The human body is comprised of trillions of specialized cells, each interacting with their neighbors and the environment to keep the body functioning as it should. NIH-funded researchers have developed a powerful new tool called Mixscale that helps scientists quickly analyze how genetic changes affect these cells. A new article introduces this improved method to help researchers better understand the impact of genetic modifications on cellular processes.
The research is part of the NIH Common Fund’s Human BioMolecular Atlas Program, a consortium of over 300 researchers using innovative and revolutionary techniques to study the spatial organization of cells within tissues to better understand how cells function in health and disease. These cutting-edge methods can map the locations of molecules such as RNA and proteins inside cells and show where those cells reside in tissues. These techniques provide mountains of data, so scientists need computational workflows to understand and analyze it.

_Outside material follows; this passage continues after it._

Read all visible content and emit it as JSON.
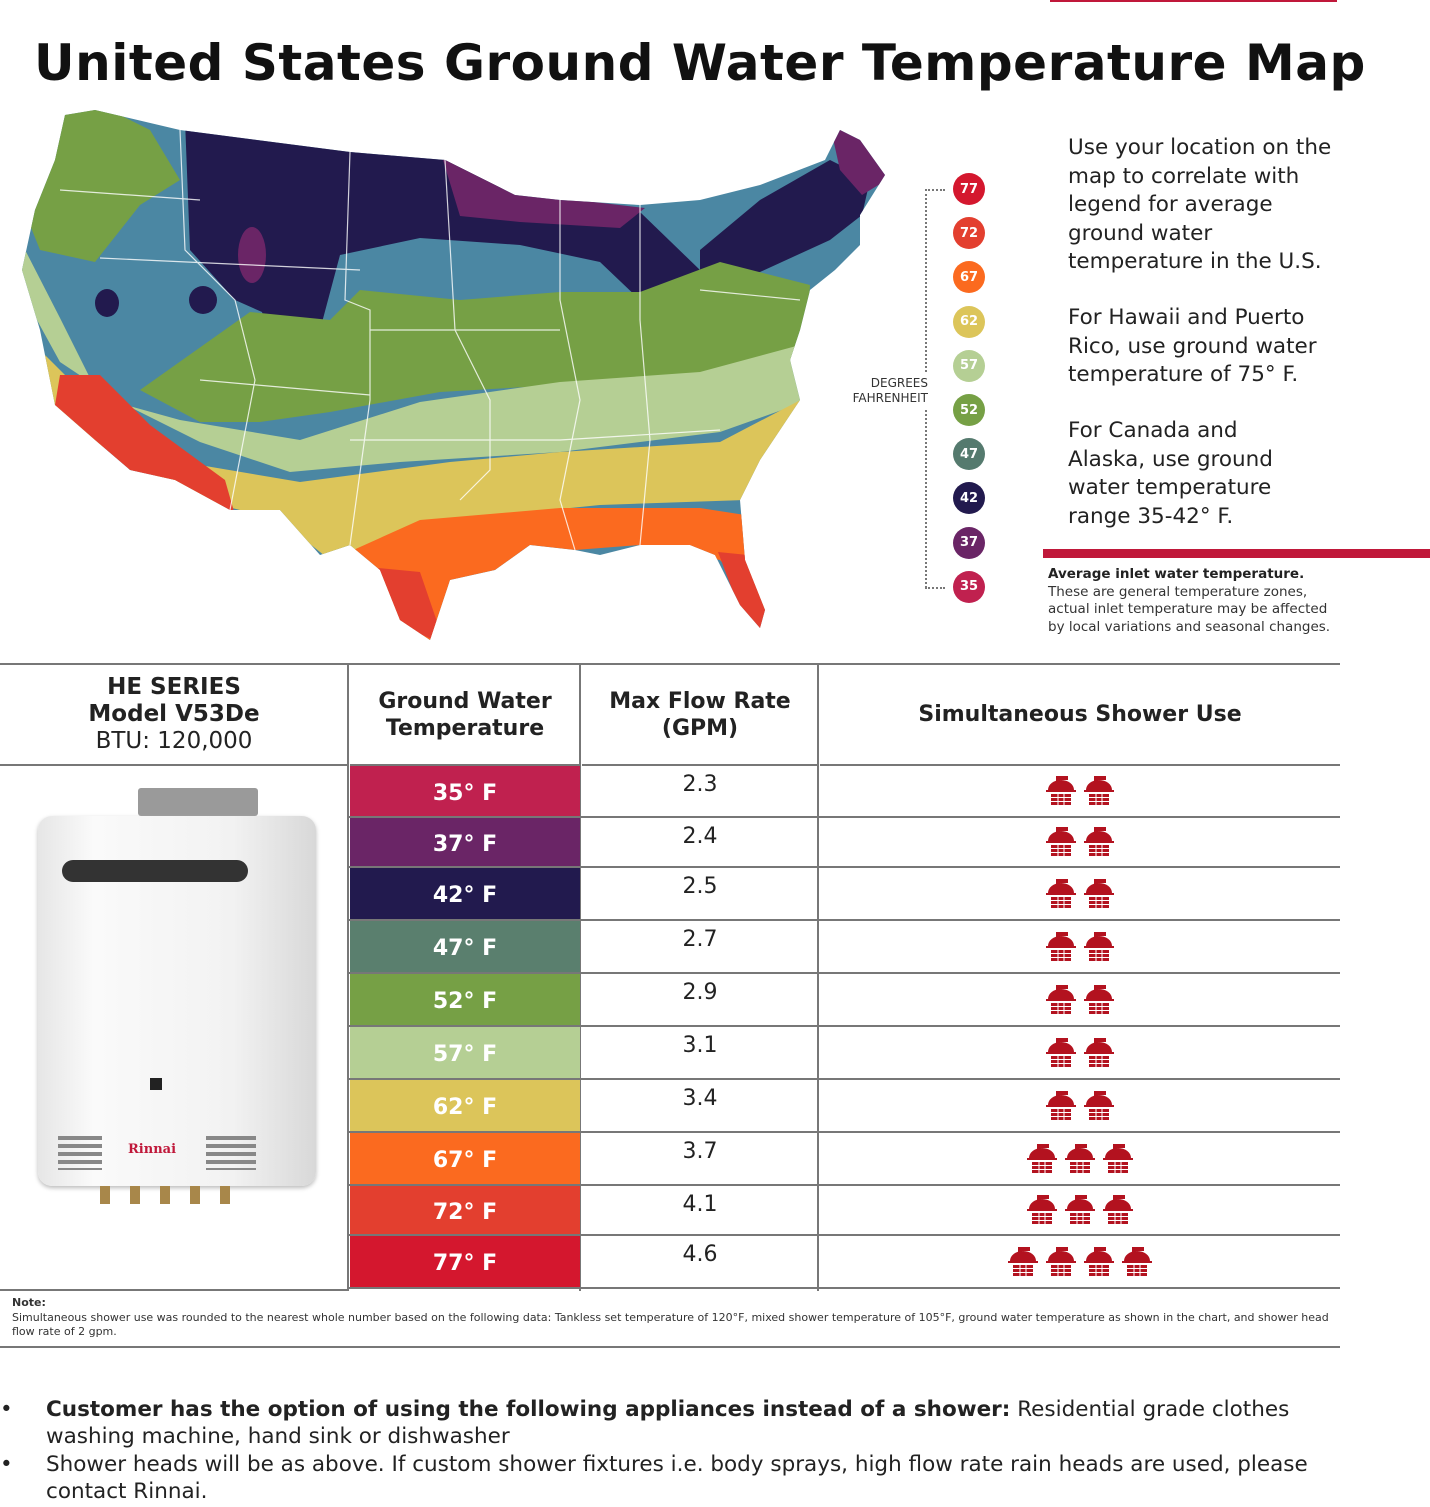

One of the most powerful methods researchers use to study the workings of cells is called Perturb-seq, which changes the actions of specific genes and then examines how those changes impact the work of the cell. Perturb-seq creates large amounts of data, which can be difficult to analyze. Dr. Rahul Satija’s team at the New York Genome Center developed a new way to study the Perturb-seq data much more quickly. This method, called Mixscale, uses improved statistical methods to pinpoint important gene changes and their effects on cellular pathways.
To test Mixscale, the Satija group used Perturb-seq on six different types of cancer cells, including cells associated with lung, breast, colon, pancreas, and bone marrow cancer. They then developed a computational pipeline to identify which genes changed due to the genetic modifications, group these changes into key biological pathways, and interpret the single-cell RNA sequencing results.
The results showed that Mixscale provides clear and reliable insights into how genes and cells respond to changes in their environment.
Because it works across different types of cells and diseases, it could be a valuable tool for many areas of medical research.
Reference: Jiang L, Dalgarno C, Papalexi E, Mascio I, Wessels HH, Yun H, Iremadze N, Lithwick-Yanai G, Lipson D, Satija R. Systematic reconstruction of molecular pathway signatures using scalable single-cell perturbation screens. Nat Cell Biol. 2025 Mar;27(3):505-517.